# american Collie



## katrinbellyeu (Jan 8, 2010)




----------



## ErisAlpine (Nov 13, 2009)

What a beautiful dog, but I have a question, what is a American Collie? Is it any different than a Rough Collie?

Also, what kind of dog is the white one?

Really nice looking dogs though, you must be super proud


----------



## katrinbellyeu (Jan 8, 2010)

Hello,

There are scottish Collies and Us-line Collies.
This dog is from the kennel Colliehof- Family in germany, which breeds Us-line Collies.


----------



## ErisAlpine (Nov 13, 2009)

Thanks, that was probably a dumb question I asked and really it should of occurred to me. Is there much difference between Scottish and American Bloodlines?

As a child I had a neighbor who had a Collie, they referred to his breed as a "Scotch Collie", I assume they must of been referring to him as coming from Scottish bloodlines.


----------



## katrinbellyeu (Jan 8, 2010)

The Us line Collies looks like Lassie. The scottish has more hair. 
scottish collie








us-line collie


----------



## katrinbellyeu (Jan 8, 2010)

tomorrow, I can show more pictures from Bessy. But now it's 23:50 o'clock in germany


----------



## katrinbellyeu (Jan 8, 2010)

if you have got questions, you can write me. I will answer tomorrow. ok?


----------



## katrinbellyeu (Jan 8, 2010)




----------



## Keechak (Aug 10, 2008)

The US line Collies I see are much rougher than what you showed (the roughs)


These are american line Collies
(BOB at westminster)


----------



## trumpetjock (Dec 14, 2007)

What is your what dog? It sure looks like a canaan in those pics!


----------



## RaeganW (Jul 14, 2009)

The OP is in Germany, I get the feeling the terminology is different there. 

Scotch collie can also be used to differentiate between collies and border collies, in the US at least.


----------



## Laurelin (Nov 2, 2006)

trumpetjock said:


> What is your what dog? It sure looks like a canaan in those pics!
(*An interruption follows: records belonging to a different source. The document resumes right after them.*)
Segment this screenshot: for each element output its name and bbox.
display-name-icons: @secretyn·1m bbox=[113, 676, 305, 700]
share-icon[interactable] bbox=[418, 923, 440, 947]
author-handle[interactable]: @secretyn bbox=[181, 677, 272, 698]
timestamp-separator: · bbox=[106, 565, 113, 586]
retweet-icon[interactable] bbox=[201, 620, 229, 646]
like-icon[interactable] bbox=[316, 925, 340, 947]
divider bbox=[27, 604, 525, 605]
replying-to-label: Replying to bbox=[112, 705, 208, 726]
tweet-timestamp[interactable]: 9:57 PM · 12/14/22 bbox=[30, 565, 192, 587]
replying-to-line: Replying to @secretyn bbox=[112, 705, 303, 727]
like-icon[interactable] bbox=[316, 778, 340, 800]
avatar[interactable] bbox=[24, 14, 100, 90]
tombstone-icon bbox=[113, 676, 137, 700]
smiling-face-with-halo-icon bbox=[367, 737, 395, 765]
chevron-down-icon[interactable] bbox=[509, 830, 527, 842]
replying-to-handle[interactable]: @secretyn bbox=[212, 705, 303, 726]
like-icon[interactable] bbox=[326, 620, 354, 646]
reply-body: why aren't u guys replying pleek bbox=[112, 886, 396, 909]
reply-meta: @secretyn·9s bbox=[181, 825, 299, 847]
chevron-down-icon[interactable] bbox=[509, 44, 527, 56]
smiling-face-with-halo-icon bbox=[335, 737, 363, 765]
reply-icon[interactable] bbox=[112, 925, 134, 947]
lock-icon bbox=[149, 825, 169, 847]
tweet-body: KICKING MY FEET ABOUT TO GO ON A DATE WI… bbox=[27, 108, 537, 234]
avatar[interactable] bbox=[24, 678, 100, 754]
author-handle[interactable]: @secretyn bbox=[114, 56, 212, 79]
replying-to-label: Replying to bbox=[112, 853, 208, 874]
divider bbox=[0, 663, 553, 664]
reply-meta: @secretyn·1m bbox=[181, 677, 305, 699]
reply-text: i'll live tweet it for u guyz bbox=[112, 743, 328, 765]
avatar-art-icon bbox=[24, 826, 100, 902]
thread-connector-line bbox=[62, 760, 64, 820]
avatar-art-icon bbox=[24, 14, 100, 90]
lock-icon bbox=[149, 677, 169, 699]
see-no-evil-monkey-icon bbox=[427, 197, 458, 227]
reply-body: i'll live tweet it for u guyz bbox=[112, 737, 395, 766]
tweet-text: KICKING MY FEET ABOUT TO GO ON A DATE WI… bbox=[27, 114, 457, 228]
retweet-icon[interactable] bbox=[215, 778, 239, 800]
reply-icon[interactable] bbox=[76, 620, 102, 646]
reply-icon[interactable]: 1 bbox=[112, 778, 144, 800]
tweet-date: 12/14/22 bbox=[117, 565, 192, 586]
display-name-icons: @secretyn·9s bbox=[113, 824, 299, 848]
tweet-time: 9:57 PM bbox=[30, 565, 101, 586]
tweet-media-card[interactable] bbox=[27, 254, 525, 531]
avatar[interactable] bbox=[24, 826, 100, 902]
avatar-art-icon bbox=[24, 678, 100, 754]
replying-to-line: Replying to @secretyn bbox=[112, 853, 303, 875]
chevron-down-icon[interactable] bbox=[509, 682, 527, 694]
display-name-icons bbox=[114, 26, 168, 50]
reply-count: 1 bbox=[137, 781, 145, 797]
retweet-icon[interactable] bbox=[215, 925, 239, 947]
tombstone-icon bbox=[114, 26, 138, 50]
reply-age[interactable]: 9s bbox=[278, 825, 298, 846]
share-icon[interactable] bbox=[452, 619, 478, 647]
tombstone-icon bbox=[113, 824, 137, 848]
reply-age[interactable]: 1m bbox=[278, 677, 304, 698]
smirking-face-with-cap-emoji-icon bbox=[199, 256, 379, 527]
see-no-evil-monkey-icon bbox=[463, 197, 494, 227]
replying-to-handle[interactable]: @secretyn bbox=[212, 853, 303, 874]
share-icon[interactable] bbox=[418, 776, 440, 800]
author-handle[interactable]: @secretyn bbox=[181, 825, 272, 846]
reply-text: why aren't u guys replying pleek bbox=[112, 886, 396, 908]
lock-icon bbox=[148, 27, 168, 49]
Do you mean white dog? lol

Yeah there's a difference in breed type (praticularly the head and coat) between US collies and European collies. The US ones have that longer nose, less stop and usually less coat. 

Your dogs are gorgeous!


----------



## kacaju (Jan 2, 2008)

you have a beautiful collie!!


----------



## Shaina (Oct 28, 2007)

trumpetjock said:


> What is your what dog? It sure looks like a canaan in those pics!


Um that's a GSD definitely not a Canaan lol


----------



## trumpetjock (Dec 14, 2007)

Shaina said:


> Um that's a GSD definitely not a Canaan lol


That's a white gsd? the snout looks way too long and narrow to be gsd. Even after you say it's a gsd when I look at it... I don't see ANY gsd in that dog at all.

On the other hand this:










looks alot like this:


----------



## zimandtakandgrrandmimi (May 8, 2008)

its a GSD in Europe. the Op is german? or dutch...one of the two..


----------



## trumpetjock (Dec 14, 2007)

zimandtakandgrrandmimi said:


> its a GSD in Europe. the Op is german? or dutch...one of the two..


European GSD's don't suddenly attain long narrow muzzles. German GSDs retain a ton of bone. If that is a white GSD, it is not a very good specimen of any nations lines.


----------



## zimandtakandgrrandmimi (May 8, 2008)

she said it was. GSDs arent my breed so im not one to make that call.


----------



## trumpetjock (Dec 14, 2007)

zimandtakandgrrandmimi said:


> she said it was. GSDs arent my breed so im not one to make that call.


Well then I guess it's a GSD. I just resent having my question about it being a canaan basically laughed at. It clearly looks quite similar to one.


----------



## zimandtakandgrrandmimi (May 8, 2008)

trumpetjock said:


> Well then I guess it's a GSD. I just resent having my question about it being a canaan basically laughed at. It clearly looks quite similar to one.



there's a possibility something got lost in translation though. i posted to her thread about malinois and when she quoted me, the quotes were in..german i guess?


----------



## katrinbellyeu (Jan 8, 2010)

[QUOTE = trumpetjock; 735045] Was ist dein Hund, was? Es sieht so aus, wie sicher ein Kanaan in die Bilder [/ quote]

It's a white shepherd.


----------